O mundo está em constante mudança e é necessário encontrar respostas para os desafios futuros – novos problemas exigem novas formas de agir. Daí que o incentivo à criatividade e à inovação tenha sido uma constante na realidade na vida de uma grande parte das empresas.

Para se vender um determinado produto é essencial apostar em novas estratégias que ajudem na promoção do artigo que se quer vender. De acordo com o Diário de Notícias, as organizações que se querem diferenciar, têm de investir no design do produto. Manuel Pereira, director-geral da Santa Fé Associates, consultora de branding, afirmou ao Diário de Notícias que “O design pode bastar para vender um produto”.

No entanto, existem alguns tipos de produtos que não precisam sequer de publicidade, visto que “o design é a primeira forma de comunicação e a marca é, em primeiro lugar, um produto de design”. É o caso do iPOD, pois as propostas apresentadas comunicam esteticamente por si só.Actualmente, é a diferença que faz sucesso: o próprio telemóvel passou de um simples meio de comunicação a um acessório de moda. Tenhamos como exemplo o telemóvel Motorola Razr V3i que, em parceria com a Dolce & Gabbana, já vendeu milhões.

Para Pedro Reis, director de marketing da Motorola em Portugal, o design “estabelece uma linha emocional que faz desejar ter algo. É o que determina a diferenciação e que permite conquistar outros nichos de mercado”.

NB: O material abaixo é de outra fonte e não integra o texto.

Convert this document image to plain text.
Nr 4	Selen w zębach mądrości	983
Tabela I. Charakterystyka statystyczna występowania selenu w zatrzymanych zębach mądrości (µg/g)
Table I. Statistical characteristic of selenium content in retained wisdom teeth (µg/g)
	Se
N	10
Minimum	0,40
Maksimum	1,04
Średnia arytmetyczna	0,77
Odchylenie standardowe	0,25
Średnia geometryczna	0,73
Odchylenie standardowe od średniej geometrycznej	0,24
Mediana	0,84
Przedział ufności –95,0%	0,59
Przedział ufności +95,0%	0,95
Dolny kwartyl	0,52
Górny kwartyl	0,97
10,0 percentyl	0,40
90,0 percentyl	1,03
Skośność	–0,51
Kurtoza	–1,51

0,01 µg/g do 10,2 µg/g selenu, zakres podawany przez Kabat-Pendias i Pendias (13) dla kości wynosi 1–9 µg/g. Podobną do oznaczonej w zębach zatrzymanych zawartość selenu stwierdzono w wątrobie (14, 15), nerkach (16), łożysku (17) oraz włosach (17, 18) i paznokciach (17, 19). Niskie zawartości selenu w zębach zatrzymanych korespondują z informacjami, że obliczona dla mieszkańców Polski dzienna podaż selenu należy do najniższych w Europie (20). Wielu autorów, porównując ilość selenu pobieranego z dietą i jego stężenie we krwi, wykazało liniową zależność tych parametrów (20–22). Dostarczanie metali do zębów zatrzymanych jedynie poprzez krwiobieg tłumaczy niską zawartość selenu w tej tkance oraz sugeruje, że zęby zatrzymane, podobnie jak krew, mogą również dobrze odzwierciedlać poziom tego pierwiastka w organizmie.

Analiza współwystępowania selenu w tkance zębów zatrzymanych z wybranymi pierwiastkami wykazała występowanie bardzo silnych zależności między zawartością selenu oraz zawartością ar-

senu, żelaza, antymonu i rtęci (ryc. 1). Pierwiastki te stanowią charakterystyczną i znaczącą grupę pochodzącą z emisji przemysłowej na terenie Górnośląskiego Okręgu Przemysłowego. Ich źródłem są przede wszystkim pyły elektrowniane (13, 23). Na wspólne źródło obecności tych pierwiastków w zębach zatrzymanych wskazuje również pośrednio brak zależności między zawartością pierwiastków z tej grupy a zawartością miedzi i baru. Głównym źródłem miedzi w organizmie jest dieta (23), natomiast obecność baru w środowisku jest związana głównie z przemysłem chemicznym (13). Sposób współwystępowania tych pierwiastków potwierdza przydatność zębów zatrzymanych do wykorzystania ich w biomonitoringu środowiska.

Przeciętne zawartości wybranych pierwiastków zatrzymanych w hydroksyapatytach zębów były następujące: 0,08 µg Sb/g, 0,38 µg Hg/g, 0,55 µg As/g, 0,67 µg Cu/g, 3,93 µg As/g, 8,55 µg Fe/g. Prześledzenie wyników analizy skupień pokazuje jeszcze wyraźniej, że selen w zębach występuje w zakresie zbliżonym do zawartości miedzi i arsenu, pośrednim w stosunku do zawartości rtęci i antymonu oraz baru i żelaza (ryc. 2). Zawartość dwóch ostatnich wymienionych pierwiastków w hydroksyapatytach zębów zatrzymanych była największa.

Nos tempos de hoje, para ter sucesso no mercado da concorrência, os produtos têm de ter algo a acrescentar, não basta ser iguais aos que já existem. Originalidade e criatividade são importantes e, tal como o design, são os responsáveis por uma grande parte das vendas. Obviamente que o design de um produto deve estar associado à sua funcionalidade para que o sucesso seja garantido. Não basta ter um produto com um excelente design, se depois não é funcional para o público.

Beatriz Vidal, designer e vice-presidente do Centro Português de Design, salienta que o automóvel é um produto para o qual o elemento estético é essencial “Tem de haver funcionalidade, mas por vezes a decisão é emocional.”

As emoções e as sensações influenciam o poder de compra dos consumidores e por isso as organizações devem dar mais valor ao aspecto estético do produto que estão a promover, dado que as suas características funcionais já não são suficientes.